Last Updated: 2006-07-25 12:00:37 -0400 (Reuters Health)

LOS ANGELES (Reuters) - Encysive Pharmaceuticals Inc. on Monday said U.S. regulators withheld final approval of its treatment pulmonary arterial hypertension, a lung condition, pending resolution of an outstanding issue.

The company's shares plunged by more than a third following the announcement.

Encysive said it received a second approvable letter for the treatment known as Thelin from the U.S. Food and Drug Administration that said one issue raised in a March letter remains unresolved.

Houston-based Encysive said the FDA again offered the alternative of conducting additional clinical work and provided recommendations on the company's risk management plan.

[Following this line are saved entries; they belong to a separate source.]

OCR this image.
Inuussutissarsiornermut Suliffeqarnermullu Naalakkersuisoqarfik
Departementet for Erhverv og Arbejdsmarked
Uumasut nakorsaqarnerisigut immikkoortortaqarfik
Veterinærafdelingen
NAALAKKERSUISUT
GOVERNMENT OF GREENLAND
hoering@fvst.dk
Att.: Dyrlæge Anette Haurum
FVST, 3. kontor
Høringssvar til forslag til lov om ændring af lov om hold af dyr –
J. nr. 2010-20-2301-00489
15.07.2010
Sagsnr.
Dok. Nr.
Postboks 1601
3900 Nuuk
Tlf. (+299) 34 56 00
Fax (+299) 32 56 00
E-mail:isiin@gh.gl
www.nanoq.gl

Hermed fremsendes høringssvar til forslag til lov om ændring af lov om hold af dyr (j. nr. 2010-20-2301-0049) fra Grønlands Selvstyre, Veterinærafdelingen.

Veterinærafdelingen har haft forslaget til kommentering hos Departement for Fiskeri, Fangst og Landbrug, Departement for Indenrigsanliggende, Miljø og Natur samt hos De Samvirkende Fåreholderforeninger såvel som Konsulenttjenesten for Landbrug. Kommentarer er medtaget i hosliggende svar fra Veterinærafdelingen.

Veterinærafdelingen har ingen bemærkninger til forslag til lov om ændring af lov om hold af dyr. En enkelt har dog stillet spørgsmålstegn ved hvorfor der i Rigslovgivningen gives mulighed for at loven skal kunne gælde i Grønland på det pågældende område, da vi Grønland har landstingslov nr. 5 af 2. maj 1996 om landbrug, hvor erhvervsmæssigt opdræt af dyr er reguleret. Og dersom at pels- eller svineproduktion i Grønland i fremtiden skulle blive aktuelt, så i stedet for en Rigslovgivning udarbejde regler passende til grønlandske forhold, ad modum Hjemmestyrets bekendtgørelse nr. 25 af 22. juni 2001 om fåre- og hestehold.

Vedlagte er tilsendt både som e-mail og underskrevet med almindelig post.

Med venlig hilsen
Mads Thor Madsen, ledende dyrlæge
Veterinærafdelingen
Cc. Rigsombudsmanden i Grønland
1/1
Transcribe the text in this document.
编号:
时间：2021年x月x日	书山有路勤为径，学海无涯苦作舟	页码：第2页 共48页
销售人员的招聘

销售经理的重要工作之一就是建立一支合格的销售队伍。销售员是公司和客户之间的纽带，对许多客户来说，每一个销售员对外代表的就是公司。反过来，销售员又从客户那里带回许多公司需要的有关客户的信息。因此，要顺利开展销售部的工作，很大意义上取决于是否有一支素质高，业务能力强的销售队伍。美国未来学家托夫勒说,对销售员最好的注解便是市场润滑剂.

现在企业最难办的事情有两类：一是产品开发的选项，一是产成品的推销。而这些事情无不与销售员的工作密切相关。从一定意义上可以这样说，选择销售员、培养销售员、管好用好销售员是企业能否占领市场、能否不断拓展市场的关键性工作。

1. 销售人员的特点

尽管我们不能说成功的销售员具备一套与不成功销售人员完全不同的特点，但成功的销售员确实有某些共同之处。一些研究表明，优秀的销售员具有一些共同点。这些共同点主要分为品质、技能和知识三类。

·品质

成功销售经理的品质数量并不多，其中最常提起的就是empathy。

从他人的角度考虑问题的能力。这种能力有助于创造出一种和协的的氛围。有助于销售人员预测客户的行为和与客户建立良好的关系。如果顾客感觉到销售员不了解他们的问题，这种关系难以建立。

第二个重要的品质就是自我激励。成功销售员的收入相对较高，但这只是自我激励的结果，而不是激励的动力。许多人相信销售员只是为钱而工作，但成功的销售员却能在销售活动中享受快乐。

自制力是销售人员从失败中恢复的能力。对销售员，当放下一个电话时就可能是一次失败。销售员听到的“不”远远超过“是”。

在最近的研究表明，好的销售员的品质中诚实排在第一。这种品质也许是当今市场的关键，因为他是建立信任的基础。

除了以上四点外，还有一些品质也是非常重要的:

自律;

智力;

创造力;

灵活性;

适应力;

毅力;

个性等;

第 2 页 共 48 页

The company also said the FDA acknowledged that the unresolved item is a matter of judgment and expressed an openness to consider new arguments to address the item.

Shares of Encysive, which fell 2 percent to close at $6.18 on Nasdaq, were down 34 percent at $4.10 in after hours trading.

Some analysts predict peak annual sales for Thelin of $200 million.

Pulmonary arterial hypertension, or PAH, causes severe shortness of breath and is often fatal.

If approved, Thelin will compete with Swiss biotechnology company Actelion's drug Tracleer and Pfizer Inc.'s Revatio, which contains the same active ingredient as Viagra.

A fourth PAH drug called ambrisentan is being developed by Myogen Inc.